Transatlantische Mobilität
Schäuble gegen US-Einreisegebühr

Zehn Dollar für eine Einreise in die Staaten: Die Eintrittsgebühr für deutsche und andere europäische Besucher in die USA sorgt für Kopfschütteln, auch bei Wolfgang Schäuble. "Wir waren immer der Meinung, dass das gebührenfrei bleiben muss", sagte der Bundesinnenminister am Montag in Brüssel. Gegenmaßnahmen will er zunächst allerdings nicht ergreifen.

HB BRÜSSEL. Die geplante Einreisegebühr für deutsche und andere europäische Besucher in die USA stößt auf harsche Kritik. "Wir waren immer der Meinung, dass das gebührenfrei bleiben muss", sagte Bundesinnenminister Wolfgang Schäuble (CDU) am Montag in Brüssel vor einem Treffen mit seinen EU-Amtskollegen. "Das habe ich den Amerikanern bereits auch bilateral gesagt".

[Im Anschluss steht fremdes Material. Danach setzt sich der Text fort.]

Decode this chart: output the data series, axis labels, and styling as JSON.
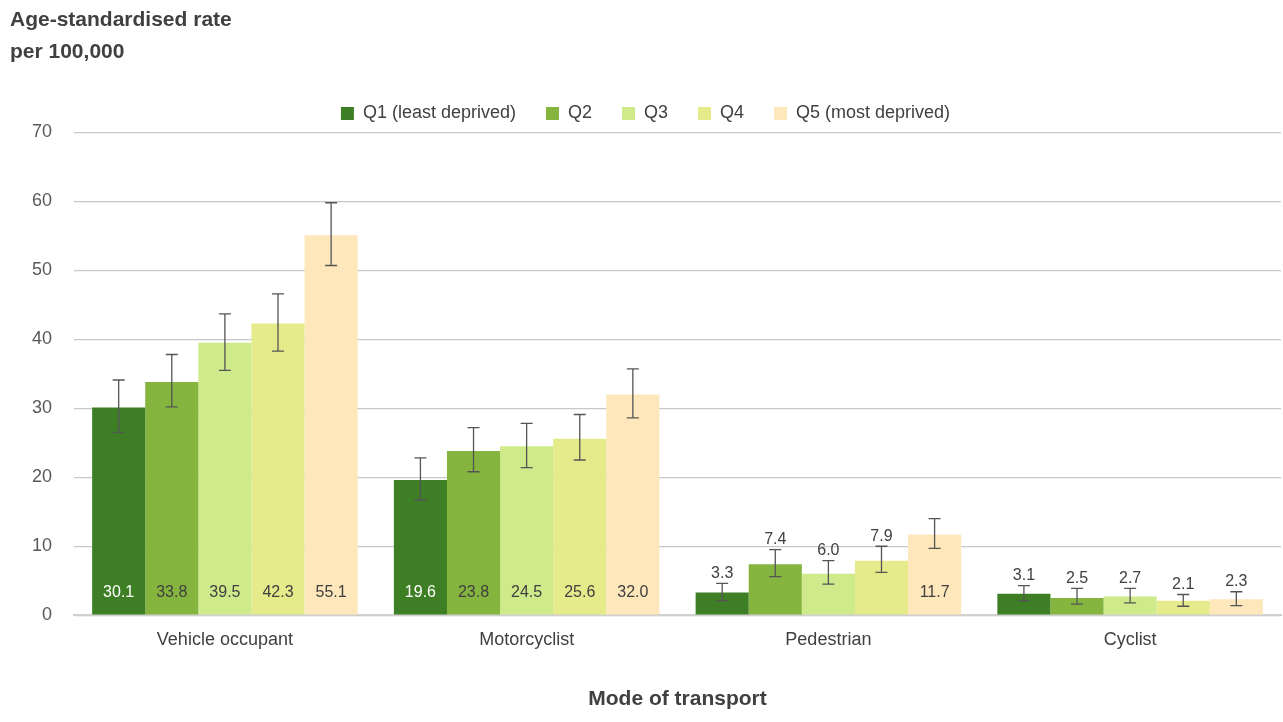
{
  "chart_data": {
    "type": "bar",
    "ylabel": "Age-standardised rate\nper 100,000",
    "xlabel": "Mode of transport",
    "categories": [
      "Vehicle occupant",
      "Motorcyclist",
      "Pedestrian",
      "Cyclist"
    ],
    "series": [
      {
        "name": "Q1 (least deprived)",
        "color": "#3e7f25",
        "values": [
          30.1,
          19.6,
          3.3,
          3.1
        ],
        "value_labels": [
          "30.1",
          "19.6",
          "3.3",
          "3.1"
        ],
        "errors": [
          [
            26.5,
            34.1
          ],
          [
            16.7,
            22.8
          ],
          [
            2.1,
            4.6
          ],
          [
            2.1,
            4.3
          ]
        ]
      },
      {
        "name": "Q2",
        "color": "#85b43f",
        "values": [
          33.8,
          23.8,
          7.4,
          2.5
        ],
        "value_labels": [
          "33.8",
          "23.8",
          "7.4",
          "2.5"
        ],
        "errors": [
          [
            30.2,
            37.8
          ],
          [
            20.8,
            27.2
          ],
          [
            5.6,
            9.5
          ],
          [
            1.6,
            3.9
          ]
        ]
      },
      {
        "name": "Q3",
        "color": "#cfea8a",
        "values": [
          39.5,
          24.5,
          6.0,
          2.7
        ],
        "value_labels": [
          "39.5",
          "24.5",
          "6.0",
          "2.7"
        ],
        "errors": [
          [
            35.5,
            43.7
          ],
          [
            21.4,
            27.8
          ],
          [
            4.5,
            7.9
          ],
          [
            1.8,
            3.9
          ]
        ]
      },
      {
        "name": "Q4",
        "color": "#e5ea8a",
        "values": [
          42.3,
          25.6,
          7.9,
          2.1
        ],
        "value_labels": [
          "42.3",
          "25.6",
          "7.9",
          "2.1"
        ],
        "errors": [
          [
            38.3,
            46.6
          ],
          [
            22.5,
            29.1
          ],
          [
            6.2,
            10.0
          ],
          [
            1.3,
            3.0
          ]
        ]
      },
      {
        "name": "Q5 (most deprived)",
        "color": "#fde7bb",
        "values": [
          55.1,
          32.0,
          11.7,
          2.3
        ],
        "value_labels": [
          "55.1",
          "32.0",
          "11.7",
          "2.3"
        ],
        "errors": [
          [
            50.7,
            59.8
          ],
          [
            28.6,
            35.7
          ],
          [
            9.7,
            14.0
          ],
          [
            1.4,
            3.4
          ]
        ]
      }
    ],
    "ylim": [
      0,
      70
    ],
    "yticks": [
      0,
      10,
      20,
      30,
      40,
      50,
      60,
      70
    ],
    "grid": "y",
    "legend": "top"
  }
}
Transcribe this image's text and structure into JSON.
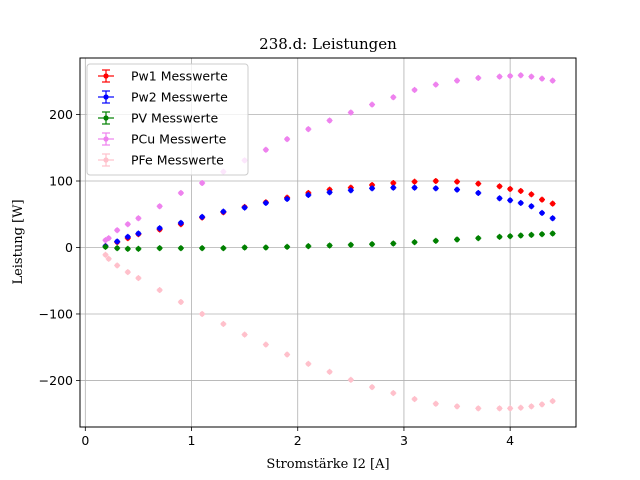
{
  "chart_data": {
    "type": "scatter",
    "title": "238.d: Leistungen",
    "xlabel": "Stromstärke I2 [A]",
    "ylabel": "Leistung [W]",
    "xlim": [
      -0.05,
      4.62
    ],
    "ylim": [
      -270,
      285
    ],
    "xticks": [
      0,
      1,
      2,
      3,
      4
    ],
    "yticks": [
      -200,
      -100,
      0,
      100,
      200
    ],
    "grid": true,
    "legend_position": "top-left",
    "series": [
      {
        "name": "Pw1 Messwerte",
        "color": "#ff0000",
        "marker": "circle",
        "x": [
          0.19,
          0.3,
          0.4,
          0.5,
          0.7,
          0.9,
          1.1,
          1.3,
          1.5,
          1.7,
          1.9,
          2.1,
          2.3,
          2.5,
          2.7,
          2.9,
          3.1,
          3.3,
          3.5,
          3.7,
          3.9,
          4.0,
          4.1,
          4.2,
          4.3,
          4.4
        ],
        "y": [
          2,
          8,
          14,
          20,
          27,
          35,
          45,
          53,
          61,
          68,
          75,
          82,
          87,
          90,
          94,
          97,
          99,
          100,
          99,
          96,
          92,
          88,
          85,
          80,
          72,
          66
        ]
      },
      {
        "name": "Pw2 Messwerte",
        "color": "#0000ff",
        "marker": "circle",
        "x": [
          0.19,
          0.3,
          0.4,
          0.5,
          0.7,
          0.9,
          1.1,
          1.3,
          1.5,
          1.7,
          1.9,
          2.1,
          2.3,
          2.5,
          2.7,
          2.9,
          3.1,
          3.3,
          3.5,
          3.7,
          3.9,
          4.0,
          4.1,
          4.2,
          4.3,
          4.4
        ],
        "y": [
          2,
          9,
          16,
          21,
          29,
          37,
          46,
          54,
          60,
          67,
          73,
          79,
          83,
          86,
          89,
          90,
          90,
          89,
          87,
          82,
          74,
          71,
          67,
          62,
          52,
          44
        ]
      },
      {
        "name": "PV Messwerte",
        "color": "#008000",
        "marker": "circle",
        "x": [
          0.19,
          0.3,
          0.4,
          0.5,
          0.7,
          0.9,
          1.1,
          1.3,
          1.5,
          1.7,
          1.9,
          2.1,
          2.3,
          2.5,
          2.7,
          2.9,
          3.1,
          3.3,
          3.5,
          3.7,
          3.9,
          4.0,
          4.1,
          4.2,
          4.3,
          4.4
        ],
        "y": [
          1,
          -1,
          -2,
          -2,
          -1,
          -1,
          -1,
          -1,
          0,
          0,
          1,
          2,
          3,
          4,
          5,
          6,
          8,
          10,
          12,
          14,
          16,
          17,
          18,
          19,
          20,
          21
        ]
      },
      {
        "name": "PCu Messwerte",
        "color": "#ee82ee",
        "marker": "circle",
        "x": [
          0.19,
          0.22,
          0.3,
          0.4,
          0.5,
          0.7,
          0.9,
          1.1,
          1.3,
          1.5,
          1.7,
          1.9,
          2.1,
          2.3,
          2.5,
          2.7,
          2.9,
          3.1,
          3.3,
          3.5,
          3.7,
          3.9,
          4.0,
          4.1,
          4.2,
          4.3,
          4.4
        ],
        "y": [
          11,
          14,
          26,
          35,
          44,
          62,
          82,
          97,
          114,
          131,
          147,
          163,
          178,
          191,
          203,
          215,
          226,
          237,
          245,
          251,
          255,
          257,
          258,
          259,
          257,
          254,
          251
        ]
      },
      {
        "name": "PFe Messwerte",
        "color": "#ffc0cb",
        "marker": "circle",
        "x": [
          0.19,
          0.22,
          0.3,
          0.4,
          0.5,
          0.7,
          0.9,
          1.1,
          1.3,
          1.5,
          1.7,
          1.9,
          2.1,
          2.3,
          2.5,
          2.7,
          2.9,
          3.1,
          3.3,
          3.5,
          3.7,
          3.9,
          4.0,
          4.1,
          4.2,
          4.3,
          4.4
        ],
        "y": [
          -11,
          -17,
          -27,
          -37,
          -46,
          -64,
          -82,
          -100,
          -115,
          -131,
          -146,
          -161,
          -175,
          -187,
          -199,
          -210,
          -219,
          -228,
          -235,
          -239,
          -242,
          -242,
          -242,
          -241,
          -239,
          -236,
          -231
        ]
      }
    ]
  }
}
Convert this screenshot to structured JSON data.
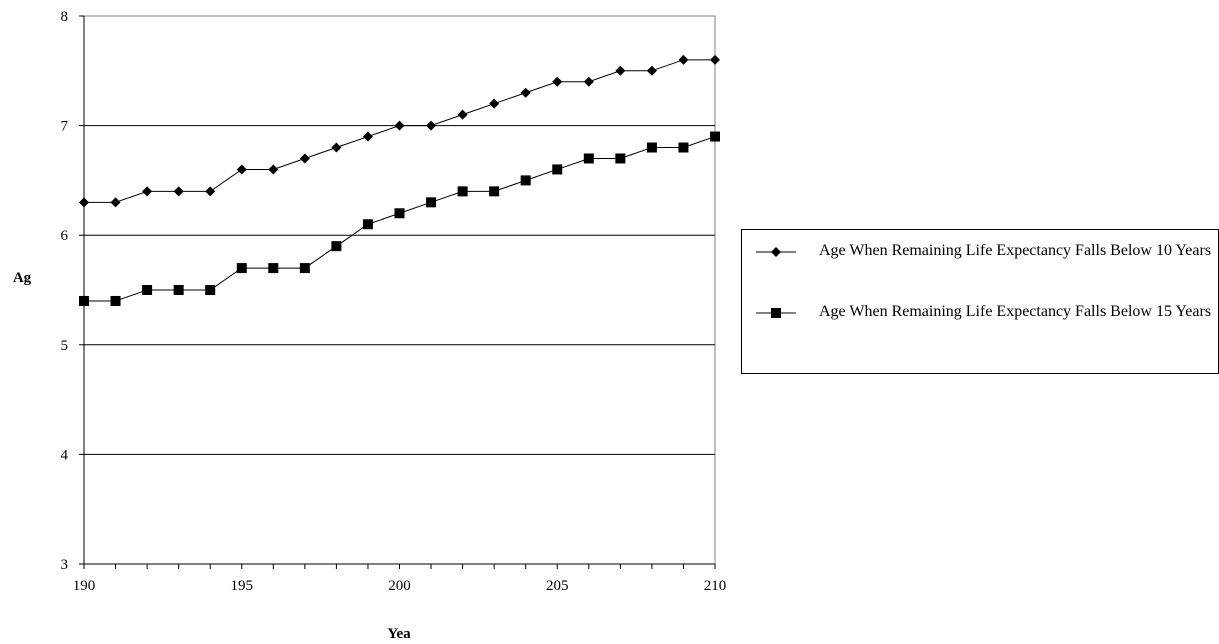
{
  "chart_data": {
    "type": "line",
    "title": "",
    "xlabel": "Yea",
    "ylabel": "Ag",
    "xlim": [
      190,
      210
    ],
    "ylim": [
      3,
      8
    ],
    "x_ticks": [
      "190",
      "195",
      "200",
      "205",
      "210"
    ],
    "y_ticks": [
      "3",
      "4",
      "5",
      "6",
      "7",
      "8"
    ],
    "grid": "horizontal",
    "legend_position": "right",
    "x": [
      190,
      191,
      192,
      193,
      194,
      195,
      196,
      197,
      198,
      199,
      200,
      201,
      202,
      203,
      204,
      205,
      206,
      207,
      208,
      209,
      210
    ],
    "series": [
      {
        "name": "Age When Remaining Life Expectancy Falls Below 10 Years",
        "marker": "diamond",
        "color": "#000000",
        "values": [
          6.3,
          6.3,
          6.4,
          6.4,
          6.4,
          6.6,
          6.6,
          6.7,
          6.8,
          6.9,
          7.0,
          7.0,
          7.1,
          7.2,
          7.3,
          7.4,
          7.4,
          7.5,
          7.5,
          7.6,
          7.6
        ]
      },
      {
        "name": "Age When Remaining Life Expectancy Falls Below 15 Years",
        "marker": "square",
        "color": "#000000",
        "values": [
          5.4,
          5.4,
          5.5,
          5.5,
          5.5,
          5.7,
          5.7,
          5.7,
          5.9,
          6.1,
          6.2,
          6.3,
          6.4,
          6.4,
          6.5,
          6.6,
          6.7,
          6.7,
          6.8,
          6.8,
          6.9
        ]
      }
    ]
  }
}
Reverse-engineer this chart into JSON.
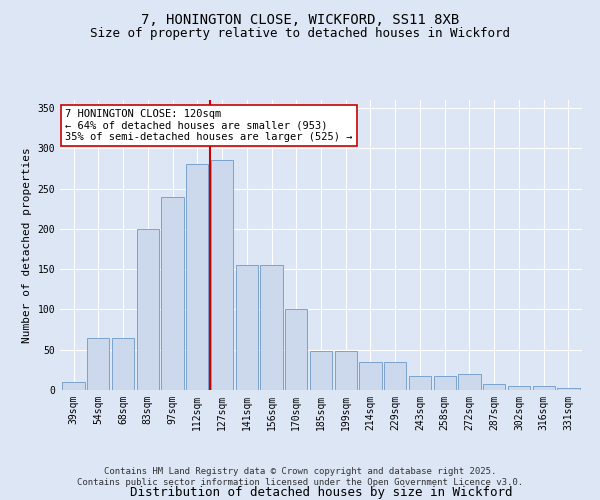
{
  "title_line1": "7, HONINGTON CLOSE, WICKFORD, SS11 8XB",
  "title_line2": "Size of property relative to detached houses in Wickford",
  "xlabel": "Distribution of detached houses by size in Wickford",
  "ylabel": "Number of detached properties",
  "categories": [
    "39sqm",
    "54sqm",
    "68sqm",
    "83sqm",
    "97sqm",
    "112sqm",
    "127sqm",
    "141sqm",
    "156sqm",
    "170sqm",
    "185sqm",
    "199sqm",
    "214sqm",
    "229sqm",
    "243sqm",
    "258sqm",
    "272sqm",
    "287sqm",
    "302sqm",
    "316sqm",
    "331sqm"
  ],
  "values": [
    10,
    65,
    65,
    200,
    240,
    280,
    285,
    155,
    155,
    100,
    48,
    48,
    35,
    35,
    18,
    18,
    20,
    8,
    5,
    5,
    3
  ],
  "bar_color": "#ccd9ec",
  "bar_edge_color": "#7ba3cc",
  "vline_x_index": 6,
  "vline_color": "#cc0000",
  "annotation_text": "7 HONINGTON CLOSE: 120sqm\n← 64% of detached houses are smaller (953)\n35% of semi-detached houses are larger (525) →",
  "annotation_box_facecolor": "white",
  "annotation_box_edgecolor": "#cc0000",
  "ylim": [
    0,
    360
  ],
  "yticks": [
    0,
    50,
    100,
    150,
    200,
    250,
    300,
    350
  ],
  "background_color": "#dce6f5",
  "plot_background": "#dce6f5",
  "grid_color": "white",
  "footer_line1": "Contains HM Land Registry data © Crown copyright and database right 2025.",
  "footer_line2": "Contains public sector information licensed under the Open Government Licence v3.0.",
  "title_fontsize": 10,
  "subtitle_fontsize": 9,
  "ylabel_fontsize": 8,
  "xlabel_fontsize": 9,
  "tick_fontsize": 7,
  "annotation_fontsize": 7.5,
  "footer_fontsize": 6.5
}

Mit den Einnahmen soll unter anderem eine gemeinnützige Gesellschaft zur Förderung des Tourismus finanziert werden. Schäuble erklärte dazu: "Bei aller Freundschaft: Ein Programm zur Tourismusförderung so zu finanzieren ist vielleicht nicht die letzte Logik in den Beratungen dessen, was auf dem Capital Hill diskutiert wird." Am Mittwoch hat der US-Senat mit großer Mehrheit einem Gesetz zugestimmt, das von Ausländern eine Abgabe von zehn US- Dollar (6,90 Euro) für die Einreise in die USA vorsieht. Mit den Einnahmen soll ein Werbeprogramm zur Ankurbelung des USA-Tourismus finanziert werden. Das Gesetz braucht noch die Zustimmung der Abgeordneten im Repräsentantenhaus. "Da muss man mit den Vereinigten Staaten natürlich drüber reden", betonte Schäuble.

Auch die EU-Kommission hatte das Vorhaben zuvor kritisiert. Die Einführung einer solchen Gebühr wäre "ein Schritt zurück in unseren gemeinsamen Bemühungen, die transatlantische Mobilität zu erleichtern", sagte ein Sprecher von EU-Justizkommissar Jacques Barrot nach früheren Angaben. Der Chef der EU-Delegation in Washington, John Bruton, forderte bei Bekanntwerden der Pläne sogar, von allen US-Besuchern in Europa ebenfalls eine Einreisegebühr zu verlangen. "Es gibt keine Gegenmaßnahmen, nur Gegenargumente", wiegelte Schäuble auf Nachfragen von Journalisten ab.

Schon bislang wurde bei Reisen in die USA eine versteckte Gebühr fällig: Im Preis für das Flugticket sei traditionell ein Aufschlag von sechs Dollar für die an Bord auszufüllenden Einreiseformulare enthalten, erläuterten EU-Diplomaten in Brüssel. Anfang dieses Jahres wurden diese Formulare aber durch eine Online-Registrierung ersetzt: Seit Januar müssen sich EU-Bürger und andere von der Visumspflicht befreite Reisende schon 72 Stunden vor ihrer Abreise über ein Online-Portal bei den US-Behörden anmelden. Über dieses Portal soll laut den im US-Kongress erörterten Plänen künftig auch die Eintrittsgebühr erhoben werden.